Quer dizer: o presidente promoveu o pastor presbiteriano Mendonça da condição de "terrivelmente evangélico" para o posto de terrivelmente vassalo. É como se Bolsonaro exigisse do escolhido algo que não está previsto na Constituição: fidelidade.

Na seleção de Nunes Marques, prevaleceu o pressuposto de que o indicado tinha serviços a prestar ao presidente no Supremo. E Bolsonaro não tem do que se queixar. Na escolha de Mendonça, a lealdade do substituto foi previamente aferida por serviços já prestados ao presidente. Mendonça se esmerou para exibir utilidade prévia.

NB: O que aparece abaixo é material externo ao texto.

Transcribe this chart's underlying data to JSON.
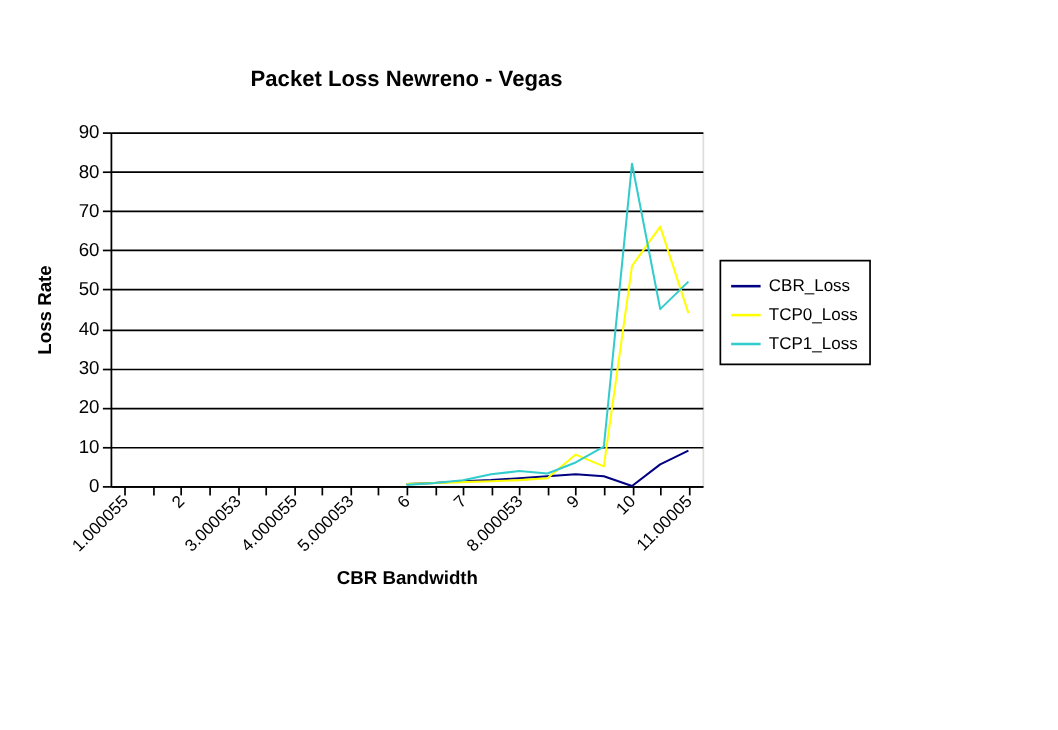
{
  "chart_data": {
    "type": "line",
    "title": "Packet Loss Newreno - Vegas",
    "xlabel": "CBR Bandwidth",
    "ylabel": "Loss Rate",
    "categories": [
      "1.000055",
      null,
      "2",
      null,
      "3.000053",
      null,
      "4.000055",
      null,
      "5.000053",
      null,
      "6",
      null,
      "7",
      null,
      "8.000053",
      null,
      "9",
      null,
      "10",
      null,
      "11.00005"
    ],
    "series": [
      {
        "name": "CBR_Loss",
        "color": "#000080",
        "values": [
          null,
          null,
          null,
          null,
          null,
          null,
          null,
          null,
          null,
          null,
          0.5,
          0.8,
          1.2,
          1.5,
          2,
          2.5,
          3,
          2.5,
          0,
          5.5,
          9
        ]
      },
      {
        "name": "TCP0_Loss",
        "color": "#ffff00",
        "values": [
          null,
          null,
          null,
          null,
          null,
          null,
          null,
          null,
          null,
          null,
          0.5,
          0.8,
          1,
          1.2,
          1.5,
          2,
          8,
          5,
          56,
          66,
          44
        ]
      },
      {
        "name": "TCP1_Loss",
        "color": "#33cccc",
        "values": [
          null,
          null,
          null,
          null,
          null,
          null,
          null,
          null,
          null,
          null,
          0.3,
          0.8,
          1.5,
          3,
          3.8,
          3.2,
          6,
          10,
          82,
          45,
          52
        ]
      }
    ],
    "ylim": [
      0,
      90
    ],
    "yticks": [
      0,
      10,
      20,
      30,
      40,
      50,
      60,
      70,
      80,
      90
    ],
    "grid": "y",
    "legend": "right",
    "marker": "none",
    "line_style": "solid"
  }
}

Outros presidentes já vestiram a toga em auxiliares diretos. Mas nenhum foi tão espalhafatoso quanto Bolsonaro. A exemplo de Mendonça, Gilmar Mendes e Dias Toffoli também ocupavam o posto de advogado-geral da União quando foram indicados para o Supremo, respectivamente, por FHC e Lula. Quando foi escolhido por Michel Temer, Alexandre de Moraes era ministro da Justiça.

Os patronos sempre esperam algum tipo de fidelidade a posteriori. Bolsonaro exigiu demonstração prévia de lealdade. Na fase em que mediu forças com Augusto Aras, Mendonça teve uma passagem pelo Ministério da Justiça. Ali, banalizou o uso da falecida Lei de Segurança Nacional em processos contra supostos ofensores da honra presidencial.

Mendonça esgrimiu a ferramenta da ditadura, por exemplo, para um sociólogo e um empresário do Tocantins que se expressaram por meio de dois outdoors. Num, Bolsonaro foi comparado a um "pequi roído". Noutro, foi chamado de mentiroso.

Sob Mendonça, a pasta da Justiça realizou também operação sigilosa para bisbilhotar um grupo de 579 servidores federais e estaduais de segurança identificados como integrantes do "movimento antifascismo", todos críticos do governo Bolsonaro. Confeccionou-se um dossiê com nomes e, em alguns casos, fotografias e endereços de redes sociais dos personagens monitorados.

Uma vez aprovada pelo Senado, a indicação de ministro do Supremo não é garantia de fidelidade. Ministros como Joaquim Barbosa, Ayres Britto e Cezar Peluso, indicados por Lula, foram draconianos com o petismo no julgamento do mensalão. Ajudaram a enviar a cúpula do PT e seus financiadores para o presídio da Papuda. Indicados por Dilma Rosseff, Edson Fachin e Luis Roberto Barroso atuaram como algozes dos encrencados no petrolão.

Diferentemente de Nunes Marques, Mendonça pode até surpreender. Mas terá de fazer enorme esforço. No momento, peregrina pelo Senado como um advogado terrivelmente vassalo de Bolsonaro, um presidente com muitos interesses a defender no Supremo.